The Drafter

“Here you go, sweet pea,” the huge man said as he set a cup of coffee on the bar. “Something to warm you up.”

 

 

Trembling, Peri closed her eyes. They are not here. I am hallucinating.

 

Her eyes flashed open when Silas put a hand atop hers, holding the Glock. “You okay?”

 

The bar was empty, the apparitions chased away by his touch. Scared, Peri turned the weapon upside down and extended it to him. “I don’t care what I find out, I’ve got to try.” She looked at Silas. “Unless Allen really is sitting by the door and Frank and Sandy are tending bar.”

 

“No.” Silas set the pistol on the low stage. “Sweet Jesus. You should have—”

 

“What?” Peri said flatly as she pushed her fingers into her forehead. “Come to you sooner, Dr. Denier?” How can anyone get a clean defragment from this? Arms around her middle, she paced to the chair he’d pulled out and sat down in a huff. “Do your thing,” she said belligerently.

 

Silas frowned. “Your attitude is counterproductive to success.”

 

“You think?” she said as he came up behind her. Scared that this would work, and terrified it wouldn’t, she closed her eyes. Immediately they began to dart from side to side. Her mind was desperate for her to recall, pushing for it. A sliver of fear colored everything. If she had enough triggers to open the gates, everything might pour through unchecked. It would be up to Silas to make sense of it, order it into a logical flow. If he couldn’t, she might never recover.

 

“Oh, Peri,” he whispered, his fingers cold as they found her temples. “We waited too long. Can you give me a few solid things to work with?”

 

“Other than blood on the floor and Jack with his stomach spilling out?” she said sarcastically. “I’m going to go out on a limb and say Allen was here. Frank and Sandy, too.”

 

The tension in her shoulders hurt when Silas moved his fingers there, following the lines of muscle and nerves, using pressure points to overstimulate the endings and make them relax. “I don’t know Frank and Sandy,” he said. “Who am I looking for?”

 

Interesting, Peri thought. Anchors used what they already knew to start a defrag, but maybe they did more than rebuild a memory from their own recollections, also using the drafter’s latent ones. It had always felt as if she could feel an anchor’s emotions twining in hers.

 

“Frank is Anglo-Saxon,” Peri said, wondering about her sudden tension when she recalled him. “Looks like a pro wrestler. He dresses like a bouncer in a polo shirt. Sandy is an Asian princess in jeans and a black chemise. They run the bar.” Peri’s eyelid cracked, and she looked at the shadowed mirror behind the bar. “They’re my psychologists,” she added.

 

“Go with it,” he murmured, and her eyes shut as his fingers became more gentle, finding the trigger points under her eyes, pressing until the tension eased. “You came to Overdraft with Jack. Something went wrong. Jack was upset.”

 

It was an unconscionably vague place to start, but Peri settled deeper into the light trance. Jack was upset, guilty, maybe. Exhaling through her mouth, she felt the chill soak into her.
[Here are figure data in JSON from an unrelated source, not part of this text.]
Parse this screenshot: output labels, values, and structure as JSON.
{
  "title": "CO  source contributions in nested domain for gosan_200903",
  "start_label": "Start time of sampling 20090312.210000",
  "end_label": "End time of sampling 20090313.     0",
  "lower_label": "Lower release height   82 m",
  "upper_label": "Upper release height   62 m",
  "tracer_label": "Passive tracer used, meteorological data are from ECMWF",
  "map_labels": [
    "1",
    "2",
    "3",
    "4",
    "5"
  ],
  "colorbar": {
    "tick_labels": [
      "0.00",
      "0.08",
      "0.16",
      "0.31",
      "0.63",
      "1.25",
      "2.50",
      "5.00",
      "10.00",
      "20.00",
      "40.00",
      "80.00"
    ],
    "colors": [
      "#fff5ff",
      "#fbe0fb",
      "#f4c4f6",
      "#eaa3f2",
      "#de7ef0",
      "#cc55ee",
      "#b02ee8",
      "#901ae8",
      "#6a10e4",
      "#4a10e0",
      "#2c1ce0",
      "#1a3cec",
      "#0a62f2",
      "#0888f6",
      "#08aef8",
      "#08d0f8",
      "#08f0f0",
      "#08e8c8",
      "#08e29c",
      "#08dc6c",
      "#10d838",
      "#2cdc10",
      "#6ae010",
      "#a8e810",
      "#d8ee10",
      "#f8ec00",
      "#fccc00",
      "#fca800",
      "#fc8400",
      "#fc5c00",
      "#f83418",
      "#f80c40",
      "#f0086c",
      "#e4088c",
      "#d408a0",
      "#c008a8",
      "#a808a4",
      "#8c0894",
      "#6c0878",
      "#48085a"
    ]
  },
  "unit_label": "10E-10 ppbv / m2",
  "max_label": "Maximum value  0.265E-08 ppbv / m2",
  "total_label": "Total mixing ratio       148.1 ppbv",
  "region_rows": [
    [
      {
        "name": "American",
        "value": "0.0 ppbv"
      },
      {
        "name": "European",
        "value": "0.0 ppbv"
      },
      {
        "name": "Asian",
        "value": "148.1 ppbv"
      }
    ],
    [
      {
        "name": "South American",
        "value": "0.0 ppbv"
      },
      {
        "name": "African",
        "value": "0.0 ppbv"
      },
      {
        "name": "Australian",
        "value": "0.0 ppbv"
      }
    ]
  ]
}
She could see Jack’s worry in her thoughts, a familiar stranger standing at the stage with Frank. There was a ladder beside them. Jack looked guilty. She was angry.

 

I was angry with him. Did I shoot him?

 

“Shhhh,” Silas murmured. “Don’t guess. See it. The ladder. Why was it there?”

 

His words shocked through her. She hadn’t said anything about a ladder. Silas was seeing what she was, and the confidence from that allowed her to sink deeper—remember more.

 

“Frank was fixing the sound system,” she said when the memory surfaced, and Silas’s touch became a gentle hint. Images of Frank slipped through, bits and pieces from a hundred meetings with him, all meshed into one. She felt Silas with her, cycling the multitude of visions down to a single moment of Frank and Jack beside the ladder. She was with Sandy at the bar. Peri breathed deep, smelling the bitter scent of Overdraft coffee and polish. This was right. She could do this.

 

Sandy flicked her hair back. “You always remember, you just don’t recall.”

 

Peri twitched. Memories were returning, dragging the feelings of betrayal and fear with them. Bill had given them a new task right after she’d lost six weeks in Charlotte. They were sending them out the day after they’d come back. Why hadn’t Sandy cared? She was her psychologist!

 

“You’re safe now,” Silas whispered. “Nothing can touch you here.”

 

But fear serrated her synapses when a memory of Sandy rose. “Life isn’t fair. Love is not real. I’m doing you a fucking favor!” Sandy shrieked.